The new FDA regulations would affect 400,000 retail outlets which would have to make sure they aren't selling tobacco to minors. The industry would have to revamp its $5 billion marketing machine and fund a $150 million annual effort to educate kids about the health risks of tobacco.
And at some point in the year, the Occupational Safety and Health Review Commission will issue its final rules on smoking in the workplace. The proposed rule would ban smoking in almost all workplace settings. Mr. Daynard of Harvard says he expects the tobacco industry to challenge these rules in court as well.
The industry is also facing a frontal assault from states, including Florida, Mississippi, and Texas, which have filed some 20 lawsuits to recoup the medical cost of smoking.

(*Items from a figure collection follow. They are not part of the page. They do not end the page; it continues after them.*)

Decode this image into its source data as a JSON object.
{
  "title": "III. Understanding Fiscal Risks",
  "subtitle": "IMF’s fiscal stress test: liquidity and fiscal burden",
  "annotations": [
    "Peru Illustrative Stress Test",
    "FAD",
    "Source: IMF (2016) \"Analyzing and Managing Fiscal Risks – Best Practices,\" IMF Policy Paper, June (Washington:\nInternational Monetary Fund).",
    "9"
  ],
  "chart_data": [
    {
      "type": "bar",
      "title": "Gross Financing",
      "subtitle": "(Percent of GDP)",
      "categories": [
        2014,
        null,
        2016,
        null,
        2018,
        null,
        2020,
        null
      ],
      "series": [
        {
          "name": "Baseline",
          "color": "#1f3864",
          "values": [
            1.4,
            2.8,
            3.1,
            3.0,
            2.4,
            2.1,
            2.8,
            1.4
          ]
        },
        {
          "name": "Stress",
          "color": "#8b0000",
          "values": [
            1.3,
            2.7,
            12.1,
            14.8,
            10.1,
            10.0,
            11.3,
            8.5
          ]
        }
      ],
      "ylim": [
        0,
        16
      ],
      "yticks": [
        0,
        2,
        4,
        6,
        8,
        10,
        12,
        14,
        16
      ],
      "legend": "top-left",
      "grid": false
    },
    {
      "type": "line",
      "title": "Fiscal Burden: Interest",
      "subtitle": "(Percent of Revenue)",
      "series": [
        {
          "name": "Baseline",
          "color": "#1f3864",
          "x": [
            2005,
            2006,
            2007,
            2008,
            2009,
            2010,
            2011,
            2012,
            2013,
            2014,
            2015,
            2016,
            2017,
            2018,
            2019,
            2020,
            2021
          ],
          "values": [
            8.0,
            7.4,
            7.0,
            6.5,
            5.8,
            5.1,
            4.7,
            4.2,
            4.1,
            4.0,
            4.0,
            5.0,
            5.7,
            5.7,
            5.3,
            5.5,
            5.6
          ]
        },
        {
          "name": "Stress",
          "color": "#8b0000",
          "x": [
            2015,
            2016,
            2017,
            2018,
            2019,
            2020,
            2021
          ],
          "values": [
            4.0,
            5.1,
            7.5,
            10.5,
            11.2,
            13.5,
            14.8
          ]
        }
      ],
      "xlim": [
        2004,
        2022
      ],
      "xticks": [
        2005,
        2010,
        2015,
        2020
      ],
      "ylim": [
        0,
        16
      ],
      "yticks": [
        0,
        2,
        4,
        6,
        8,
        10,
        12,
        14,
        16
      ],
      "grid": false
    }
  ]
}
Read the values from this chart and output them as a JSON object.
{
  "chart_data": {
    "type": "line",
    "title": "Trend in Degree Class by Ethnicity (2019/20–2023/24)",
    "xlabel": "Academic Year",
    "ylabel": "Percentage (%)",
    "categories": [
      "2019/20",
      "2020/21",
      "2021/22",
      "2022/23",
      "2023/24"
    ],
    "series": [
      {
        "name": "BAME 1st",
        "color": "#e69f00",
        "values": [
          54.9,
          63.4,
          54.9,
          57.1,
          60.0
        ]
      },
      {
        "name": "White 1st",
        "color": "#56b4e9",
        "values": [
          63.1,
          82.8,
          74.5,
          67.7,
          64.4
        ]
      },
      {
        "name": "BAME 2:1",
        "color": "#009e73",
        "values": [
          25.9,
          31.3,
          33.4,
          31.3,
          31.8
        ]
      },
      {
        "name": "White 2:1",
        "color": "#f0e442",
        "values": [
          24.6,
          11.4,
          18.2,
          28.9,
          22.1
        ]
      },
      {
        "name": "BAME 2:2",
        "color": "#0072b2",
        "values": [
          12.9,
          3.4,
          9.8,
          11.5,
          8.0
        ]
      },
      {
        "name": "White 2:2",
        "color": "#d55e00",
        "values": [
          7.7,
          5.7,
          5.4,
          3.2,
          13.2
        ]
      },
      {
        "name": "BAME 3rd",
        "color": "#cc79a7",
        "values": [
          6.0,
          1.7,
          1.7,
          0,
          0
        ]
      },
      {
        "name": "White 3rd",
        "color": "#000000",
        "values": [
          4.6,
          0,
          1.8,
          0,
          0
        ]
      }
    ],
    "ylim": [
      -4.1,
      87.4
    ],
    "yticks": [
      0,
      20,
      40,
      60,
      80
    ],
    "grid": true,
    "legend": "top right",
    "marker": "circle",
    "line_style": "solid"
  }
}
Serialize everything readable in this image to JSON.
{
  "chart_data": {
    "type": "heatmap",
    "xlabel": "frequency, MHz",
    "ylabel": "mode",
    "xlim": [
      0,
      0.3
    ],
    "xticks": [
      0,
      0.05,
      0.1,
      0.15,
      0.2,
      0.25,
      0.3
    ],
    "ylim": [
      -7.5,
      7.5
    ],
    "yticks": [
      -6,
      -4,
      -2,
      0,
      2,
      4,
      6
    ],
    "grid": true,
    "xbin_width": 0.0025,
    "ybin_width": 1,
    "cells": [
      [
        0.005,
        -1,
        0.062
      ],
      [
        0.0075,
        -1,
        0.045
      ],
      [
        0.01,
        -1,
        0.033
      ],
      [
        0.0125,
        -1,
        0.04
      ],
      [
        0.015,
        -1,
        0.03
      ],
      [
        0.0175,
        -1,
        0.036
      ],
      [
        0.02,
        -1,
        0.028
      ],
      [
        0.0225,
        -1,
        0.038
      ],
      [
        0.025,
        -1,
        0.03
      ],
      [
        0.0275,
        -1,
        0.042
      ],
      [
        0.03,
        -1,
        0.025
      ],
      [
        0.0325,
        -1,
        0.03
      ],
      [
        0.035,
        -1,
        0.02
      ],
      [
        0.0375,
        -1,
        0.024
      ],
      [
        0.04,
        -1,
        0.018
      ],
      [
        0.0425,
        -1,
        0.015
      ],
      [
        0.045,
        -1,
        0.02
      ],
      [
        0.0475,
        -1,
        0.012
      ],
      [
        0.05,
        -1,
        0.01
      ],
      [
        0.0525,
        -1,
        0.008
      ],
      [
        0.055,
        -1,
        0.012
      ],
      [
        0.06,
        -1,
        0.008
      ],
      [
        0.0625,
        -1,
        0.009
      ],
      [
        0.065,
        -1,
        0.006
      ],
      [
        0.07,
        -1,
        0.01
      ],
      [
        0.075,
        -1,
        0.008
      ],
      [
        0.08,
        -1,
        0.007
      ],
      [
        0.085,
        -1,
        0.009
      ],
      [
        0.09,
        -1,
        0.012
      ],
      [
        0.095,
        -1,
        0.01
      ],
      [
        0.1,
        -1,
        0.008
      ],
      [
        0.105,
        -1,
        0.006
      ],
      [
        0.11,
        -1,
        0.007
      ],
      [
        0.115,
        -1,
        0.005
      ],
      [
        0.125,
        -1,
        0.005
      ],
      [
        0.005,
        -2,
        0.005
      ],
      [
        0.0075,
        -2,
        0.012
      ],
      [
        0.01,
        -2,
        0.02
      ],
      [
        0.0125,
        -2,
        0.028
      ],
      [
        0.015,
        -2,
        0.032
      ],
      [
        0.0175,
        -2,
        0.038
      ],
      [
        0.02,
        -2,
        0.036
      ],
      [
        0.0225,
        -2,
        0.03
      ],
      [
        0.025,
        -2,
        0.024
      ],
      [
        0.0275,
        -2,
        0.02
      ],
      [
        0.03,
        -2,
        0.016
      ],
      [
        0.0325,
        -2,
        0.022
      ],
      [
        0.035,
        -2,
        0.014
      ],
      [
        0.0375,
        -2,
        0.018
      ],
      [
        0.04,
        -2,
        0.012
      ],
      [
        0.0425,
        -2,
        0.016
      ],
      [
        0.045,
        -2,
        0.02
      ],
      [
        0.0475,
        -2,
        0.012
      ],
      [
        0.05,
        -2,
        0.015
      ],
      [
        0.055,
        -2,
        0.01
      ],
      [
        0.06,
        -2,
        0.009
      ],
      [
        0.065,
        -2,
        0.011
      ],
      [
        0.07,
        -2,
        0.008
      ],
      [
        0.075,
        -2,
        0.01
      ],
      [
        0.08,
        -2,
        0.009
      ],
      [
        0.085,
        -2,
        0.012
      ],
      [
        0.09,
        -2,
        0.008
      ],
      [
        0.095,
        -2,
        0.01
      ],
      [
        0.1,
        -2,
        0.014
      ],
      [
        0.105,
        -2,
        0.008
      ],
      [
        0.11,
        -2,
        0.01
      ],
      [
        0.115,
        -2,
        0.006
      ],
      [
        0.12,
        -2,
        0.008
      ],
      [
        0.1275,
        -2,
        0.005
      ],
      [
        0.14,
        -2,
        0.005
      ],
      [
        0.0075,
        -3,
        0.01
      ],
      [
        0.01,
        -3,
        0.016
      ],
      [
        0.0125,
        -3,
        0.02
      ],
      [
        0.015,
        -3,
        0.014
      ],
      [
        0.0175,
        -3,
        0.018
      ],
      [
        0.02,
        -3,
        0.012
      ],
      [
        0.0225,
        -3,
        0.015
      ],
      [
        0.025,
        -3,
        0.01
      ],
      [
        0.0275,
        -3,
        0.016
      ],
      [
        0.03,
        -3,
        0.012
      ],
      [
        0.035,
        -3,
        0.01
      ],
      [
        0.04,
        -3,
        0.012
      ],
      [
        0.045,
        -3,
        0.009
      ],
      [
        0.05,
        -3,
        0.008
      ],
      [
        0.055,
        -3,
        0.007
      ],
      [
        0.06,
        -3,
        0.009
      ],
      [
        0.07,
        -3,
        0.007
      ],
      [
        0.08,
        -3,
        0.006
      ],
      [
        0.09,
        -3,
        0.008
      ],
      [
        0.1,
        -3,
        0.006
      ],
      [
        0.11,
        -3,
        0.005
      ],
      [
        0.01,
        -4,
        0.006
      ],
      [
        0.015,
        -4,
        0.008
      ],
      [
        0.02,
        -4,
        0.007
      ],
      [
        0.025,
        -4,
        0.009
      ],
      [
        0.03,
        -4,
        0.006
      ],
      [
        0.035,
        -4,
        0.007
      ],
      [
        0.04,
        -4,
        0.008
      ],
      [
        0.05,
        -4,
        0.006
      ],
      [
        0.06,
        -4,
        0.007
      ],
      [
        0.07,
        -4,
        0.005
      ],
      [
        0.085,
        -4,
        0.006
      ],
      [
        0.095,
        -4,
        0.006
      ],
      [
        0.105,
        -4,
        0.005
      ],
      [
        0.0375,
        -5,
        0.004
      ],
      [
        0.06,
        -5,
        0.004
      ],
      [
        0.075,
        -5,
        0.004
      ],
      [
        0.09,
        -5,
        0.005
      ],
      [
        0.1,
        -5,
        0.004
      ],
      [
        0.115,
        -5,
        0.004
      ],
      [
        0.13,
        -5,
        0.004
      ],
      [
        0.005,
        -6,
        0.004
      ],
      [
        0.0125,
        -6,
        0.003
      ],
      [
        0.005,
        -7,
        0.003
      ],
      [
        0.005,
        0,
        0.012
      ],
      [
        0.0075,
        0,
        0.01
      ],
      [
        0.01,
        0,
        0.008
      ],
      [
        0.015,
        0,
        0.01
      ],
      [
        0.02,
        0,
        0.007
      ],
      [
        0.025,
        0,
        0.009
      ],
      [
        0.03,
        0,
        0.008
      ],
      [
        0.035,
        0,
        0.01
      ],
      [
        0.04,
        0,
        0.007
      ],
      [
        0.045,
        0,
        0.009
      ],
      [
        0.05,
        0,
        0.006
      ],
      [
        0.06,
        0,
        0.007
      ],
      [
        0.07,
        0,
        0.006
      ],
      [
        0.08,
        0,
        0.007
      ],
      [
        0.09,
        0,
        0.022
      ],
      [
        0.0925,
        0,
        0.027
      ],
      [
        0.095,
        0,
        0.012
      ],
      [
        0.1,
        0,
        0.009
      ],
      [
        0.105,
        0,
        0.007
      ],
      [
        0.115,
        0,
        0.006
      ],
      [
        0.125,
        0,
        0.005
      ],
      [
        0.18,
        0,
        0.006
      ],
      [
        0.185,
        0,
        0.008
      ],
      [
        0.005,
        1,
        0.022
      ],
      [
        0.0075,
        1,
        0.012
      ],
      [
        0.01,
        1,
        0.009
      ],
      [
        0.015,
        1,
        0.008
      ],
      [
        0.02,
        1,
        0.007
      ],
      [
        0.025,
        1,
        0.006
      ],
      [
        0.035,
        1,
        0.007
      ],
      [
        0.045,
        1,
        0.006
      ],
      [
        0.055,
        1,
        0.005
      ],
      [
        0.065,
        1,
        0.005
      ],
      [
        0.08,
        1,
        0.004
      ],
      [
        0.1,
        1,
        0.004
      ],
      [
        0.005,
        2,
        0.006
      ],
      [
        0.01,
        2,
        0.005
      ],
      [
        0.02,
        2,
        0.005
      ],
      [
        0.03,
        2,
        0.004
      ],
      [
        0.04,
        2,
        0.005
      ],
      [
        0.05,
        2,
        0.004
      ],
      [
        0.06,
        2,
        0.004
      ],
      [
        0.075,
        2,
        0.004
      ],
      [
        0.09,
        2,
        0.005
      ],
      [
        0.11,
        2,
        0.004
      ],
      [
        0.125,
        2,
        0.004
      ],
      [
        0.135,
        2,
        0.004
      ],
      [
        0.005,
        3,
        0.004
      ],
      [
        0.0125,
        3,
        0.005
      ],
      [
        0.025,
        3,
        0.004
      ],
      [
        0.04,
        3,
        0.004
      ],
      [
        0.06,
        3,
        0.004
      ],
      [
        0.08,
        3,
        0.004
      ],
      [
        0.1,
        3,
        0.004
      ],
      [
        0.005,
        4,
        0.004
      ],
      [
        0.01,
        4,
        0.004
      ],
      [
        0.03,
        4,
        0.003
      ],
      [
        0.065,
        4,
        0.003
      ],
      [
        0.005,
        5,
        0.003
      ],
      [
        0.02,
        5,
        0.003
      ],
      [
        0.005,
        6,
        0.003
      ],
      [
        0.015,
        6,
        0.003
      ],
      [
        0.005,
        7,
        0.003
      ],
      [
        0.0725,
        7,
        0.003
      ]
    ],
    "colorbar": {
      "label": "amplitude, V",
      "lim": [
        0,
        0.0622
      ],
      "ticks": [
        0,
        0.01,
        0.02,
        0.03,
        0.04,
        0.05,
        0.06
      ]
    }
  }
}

There are several class-action suits as well, including a June trial in Dade County, Fla., where tobacco lawyers will argue against a suit filed by flight attendants exposed to environmental tobacco smoke. As always, there are some individual suits ready to go to trial too. "Everyone is after them now," says Daynard.
But industry lawyers note that tobacco firms have yet to make any payments to anyone suing them (Brown & Williamson is appealing an August $750,000 award against it). And they say that filed suits often don't go to trial. In 1987 and 1988, for example, hundreds of suits were filed against R.J. Reynolds. "There were many more scheduled for trial that never got tried," says Dan Donahue, deputy general counsel at R.J. Reynolds Tobacco Co. in Winston-Salem, N.C.
Tobacco industry lawyers dispute class action suits in principle, arguing that it's impossible to put together an actual class of people who have been injured.
With the attorneys general's suits, the tobacco industry maintains that individuals made the choice to smoke and have been sufficiently warned about the risk. And industry lawyers assert that the state must prove tobacco smoke has injured each person.
Battle for teens
When they aren't in court, the industry will be facing its first spate of ads aimed at educating teens about the risks of smoking. In Atlanta, the Office of Smoking and Health, part of the Center for Disease Control, has been studying companies like Adidas and Levi Strauss & Co. to learn more about teenage consumer behavior.
"We are looking at countermarketing, trying to come up with images to reach kids to deglamorize tobacco use," says Dr. Michael Eriksen, director of the government organization.
It is an uphill battle. Teenage smoking rates are on the rise, particularly among girls. Between 1991 and 1995, the percentage of eighth and 10th grade smokers increased by 34 percent. Among 10th graders, daily use is up 16.3 percent.
A recent report on CBS' "Sixty Minutes" highlighted the challenge of convincing teens that smoking is bad for them while their idols light up on screen. A recent USA Today survey found smoking in 90 percent of the movies. "It undercuts our efforts to portray smoking truthfully," admits Dr. Eriksen.